Etwas plakativ könnte man also sagen: Bei der Umschulung wechselt man die Branche, beim Reskilling passt man sich an Veränderungen in der Branche an.

Deutschland im Vergleich


Die Berufswelt in Deutschland scheint sich, was Reskilling angeht, ein wenig in eine Haltung der wissenden Stagnation verrannt zu haben: Wissend, weil man sich im Allgemeinen durchaus dessen bewusst ist, dass technologische Entwicklungen schon in nächster Zukunft auf dramatische Weise das Arbeitsleben verändern werden. Stagnation, weil man gleichzeitig aber auch nicht viel tut, um sich gezielt darauf vorzubereiten.

Eine Umfrage aus der Reihe Decoding Global Talent verglich mehr als 360.000 Befragte aus 197 Ländern hinsichtlich ihrer Ansichten zu aktuellen Trends in der Berufswelt. Ein entscheidender Punkt war dabei deren Haltung zur (zunehmenden) Technologisierung am Arbeitsplatz und den jeweils vermuteten Auswirkungen auf das eigene Berufsleben.

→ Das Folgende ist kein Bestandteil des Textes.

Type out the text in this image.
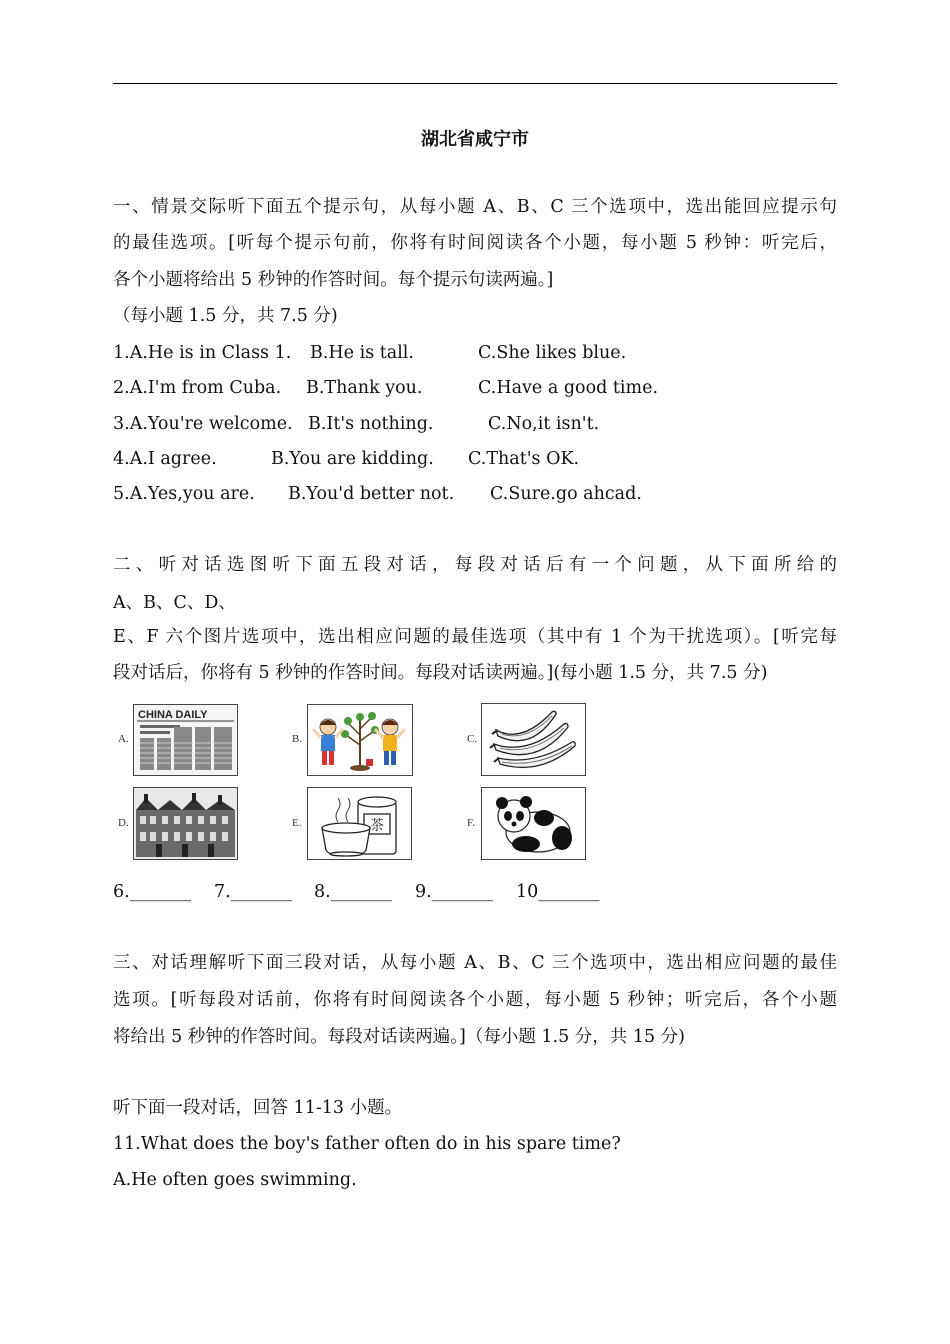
湖北省咸宁市
一、情景交际听下面五个提示句，从每小题 A、B、C 三个选项中，选出能回应提示句
的最佳选项。[听每个提示句前，你将有时间阅读各个小题，每小题 5 秒钟：听完后，
各个小题将给出 5 秒钟的作答时间。每个提示句读两遍。]
（每小题 1.5 分，共 7.5 分)
1.A.He is in Class 1. B.He is tall.	C.She likes blue.
2.A.I'm from Cuba. B.Thank you.	C.Have a good time.
3.A.You're welcome. B.It's nothing.	C.No,it isn't.
4.A.I agree.	B.You are kidding. C.That's OK.
5.A.Yes,you are. B.You'd better not. C.Sure.go ahcad.
二、听对话选图听下面五段对话，每段对话后有一个问题，从下面所给的
A、B、C、D、
E、F 六个图片选项中，选出相应问题的最佳选项（其中有 1 个为干扰选项）。[听完每
段对话后，你将有 5 秒钟的作答时间。每段对话读两遍。](每小题 1.5 分，共 7.5 分)
A.
CHINA DAILY
B.	C.
D.	E.	茶	F.
6._______ 7._______ 8._______ 9._______ 10_______
三、对话理解听下面三段对话，从每小题 A、B、C 三个选项中，选出相应问题的最佳
选项。[听每段对话前，你将有时间阅读各个小题，每小题 5 秒钟；听完后，各个小题
将给出 5 秒钟的作答时间。每段对话读两遍。]（每小题 1.5 分，共 15 分)
听下面一段对话，回答 11-13 小题。
11.What does the boy's father often do in his spare time?
A.He often goes swimming.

Die Umfrageergebnisse rücken Deutschland dabei in ein eher widersprüchliches Licht: Zum einen glaubten 55% der deutschen Befragten, dass sich technologische Entwicklungen in naher Zukunft deutlich auf ihr Arbeitsleben auswirken werden. Gleichzeitig gaben aber nur 38% an, sich regelmäßig fortzubilden, um mit diesen Entwicklungen gut umgehen zu können. 

Andere Länder sind uns Deutschen da weit voraus: In Nigeria etwa gehören regelmäßige Fortbildungen regelrecht zum Standard in der Arbeitswelt – dort lassen sich 85% der Berufstätigen mindestens einige Wochen lang im Jahr fortbilden.

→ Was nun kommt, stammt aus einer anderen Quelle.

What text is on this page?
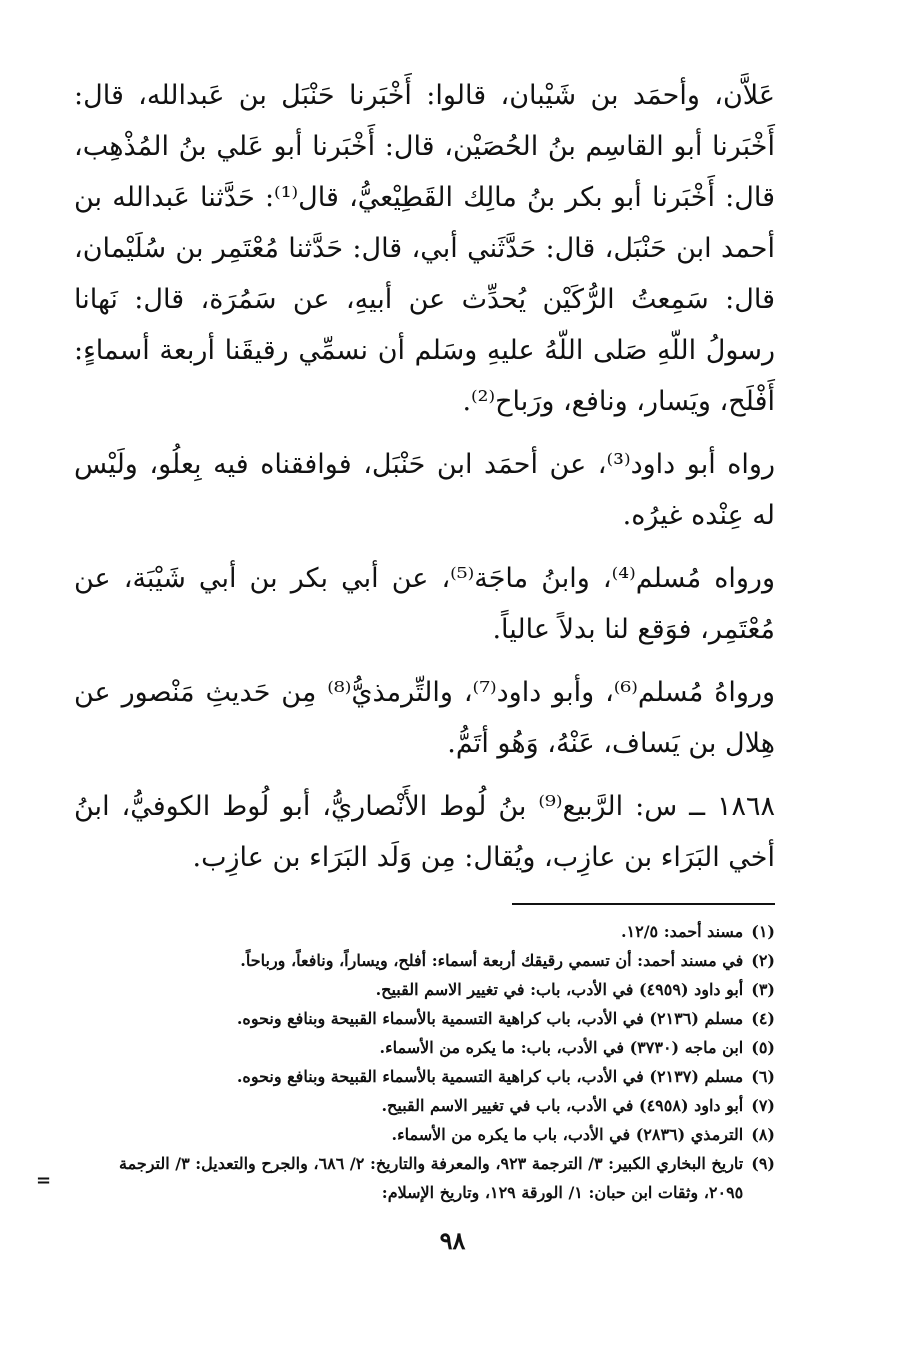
عَلاَّن، وأحمَد بن شَيْبان، قالوا: أَخْبَرنا حَنْبَل بن عَبدالله، قال: أَخْبَرنا أبو القاسِم بنُ الحُصَيْن، قال: أَخْبَرنا أبو عَلي بنُ المُذْهِب، قال: أَخْبَرنا أبو بكر بنُ مالِك القَطِيْعيُّ، قال⁽¹⁾: حَدَّثنا عَبدالله بن أحمد ابن حَنْبَل، قال: حَدَّثَني أبي، قال: حَدَّثنا مُعْتَمِر بن سُلَيْمان، قال: سَمِعتُ الرُّكَيْن يُحدِّث عن أبيهِ، عن سَمُرَة، قال: نَهانا رسولُ اللّهِ صَلى اللّهُ عليهِ وسَلم أن نسمِّي رقيقَنا أربعة أسماءٍ: أَفْلَح، ويَسار، ونافع، ورَباح⁽²⁾.

رواه أبو داود⁽³⁾، عن أحمَد ابن حَنْبَل، فوافقناه فيه بِعلُو، ولَيْس له عِنْده غيرُه.

ورواه مُسلم⁽⁴⁾، وابنُ ماجَة⁽⁵⁾، عن أبي بكر بن أبي شَيْبَة، عن مُعْتَمِر، فوَقع لنا بدلاً عالياً.

ورواهُ مُسلم⁽⁶⁾، وأبو داود⁽⁷⁾، والتِّرمذيُّ⁽⁸⁾ مِن حَديثِ مَنْصور عن هِلال بن يَساف، عَنْهُ، وَهُو أتَمُّ.

١٨٦٨ ــ س: الرَّبيع⁽⁹⁾ بنُ لُوط الأَنْصاريُّ، أبو لُوط الكوفيُّ، ابنُ أخي البَرَاء بن عازِب، ويُقال: مِن وَلَد البَرَاء بن عازِب.

(١)
مسند أحمد: ١٢/٥.
(٢)
في مسند أحمد: أن تسمي رقيقك أربعة أسماء: أفلح، ويساراً، ونافعاً، ورباحاً.
(٣)
أبو داود (٤٩٥٩) في الأدب، باب: في تغيير الاسم القبيح.
(٤)
مسلم (٢١٣٦) في الأدب، باب كراهية التسمية بالأسماء القبيحة وبنافع ونحوه.
(٥)
ابن ماجه (٣٧٣٠) في الأدب، باب: ما يكره من الأسماء.
(٦)
مسلم (٢١٣٧) في الأدب، باب كراهية التسمية بالأسماء القبيحة وبنافع ونحوه.
(٧)
أبو داود (٤٩٥٨) في الأدب، باب في تغيير الاسم القبيح.
(٨)
الترمذي (٢٨٣٦) في الأدب، باب ما يكره من الأسماء.
(٩)
تاريخ البخاري الكبير: ٣/ الترجمة ٩٢٣، والمعرفة والتاريخ: ٢/ ٦٨٦، والجرح والتعديل: ٣/ الترجمة ٢٠٩٥، وثقات ابن حبان: ١/ الورقة ١٢٩، وتاريخ الإسلام:
=
٩٨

Wie kommt es also, dass in Deutschland – trotz des allgemeinen Bewusstseins für das Herannahen noch tieferer technologischer Veränderungen – so wenig aktive Auseinandersetzung damit anzutreffen ist?

Akzeptanzproblem Künstliche Intelligenz


Einer der Gründe und gleichzeitig auch eines der heikelsten Themen mag dabei das der Künstlichen Intelligenz am Arbeitsplatz sein. Laut dem Kaspersky-Report von 2021, bei dem 1000 Teilnehmer aus der Bundesrepublik im Alter zwischen 16 und 30 befragt wurden, gaben ganze 19% an, dass eine Zukunft mit dem Einsatz Künstlicher Intelligenz für sie ein regelrechtes Horrorszenario darstellt.

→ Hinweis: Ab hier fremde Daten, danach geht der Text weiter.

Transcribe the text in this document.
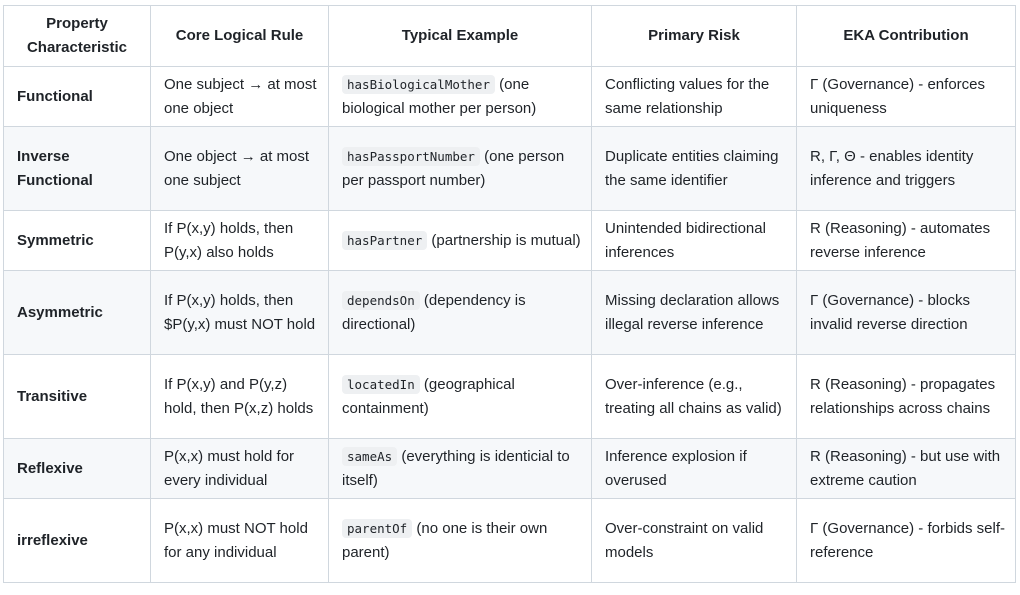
Property Characteristic	Core Logical Rule	Typical Example	Primary Risk	EKA Contribution
Functional	One subject → at most one object	hasBiologicalMother (one biological mother per person)	Conflicting values for the same relationship	Γ (Governance) - enforces uniqueness
Inverse Functional	One object → at most one subject	hasPassportNumber (one person per passport number)	Duplicate entities claiming the same identifier	R, Γ, Θ - enables identity inference and triggers
Symmetric	If P(x,y) holds, then P(y,x) also holds	hasPartner (partnership is mutual)	Unintended bidirectional inferences	R (Reasoning) - automates reverse inference
Asymmetric	If P(x,y) holds, then $P(y,x) must NOT hold	dependsOn (dependency is directional)	Missing declaration allows illegal reverse inference	Γ (Governance) - blocks invalid reverse direction
Transitive	If P(x,y) and P(y,z) hold, then P(x,z) holds	locatedIn (geographical containment)	Over-inference (e.g., treating all chains as valid)	R (Reasoning) - propagates relationships across chains
Reflexive	P(x,x) must hold for every individual	sameAs (everything is identicial to itself)	Inference explosion if overused	R (Reasoning) - but use with extreme caution
irreflexive	P(x,x) must NOT hold for any individual	parentOf (no one is their own parent)	Over-constraint on valid models	Γ (Governance) - forbids self-reference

Dies ist eine bemerkenswerte Feststellung – kommt doch Künstliche Intelligenz schon längst in vielen Bereichen, jedoch anscheinend oftmals unbemerkt, zum Einsatz.

Sicherlich – es besteht eine berechtigte und auch absolut notwendige Debatte über die Frage, wie viel Raum und Entscheidungsfähigkeit die Gesellschaft einer Künstlichen Intelligenz oder allgemein automatisierten Systemen überantworten sollte.

Andererseits sind es de facto meist kleine und deutlich abgrenzbare Bereiche, die in modernen Unternehmen von Künstlichen Intelligenzen gelöst werden. Bis zum Alptraumpotenzial ist es da noch ein ganzes Stück des Weges hin.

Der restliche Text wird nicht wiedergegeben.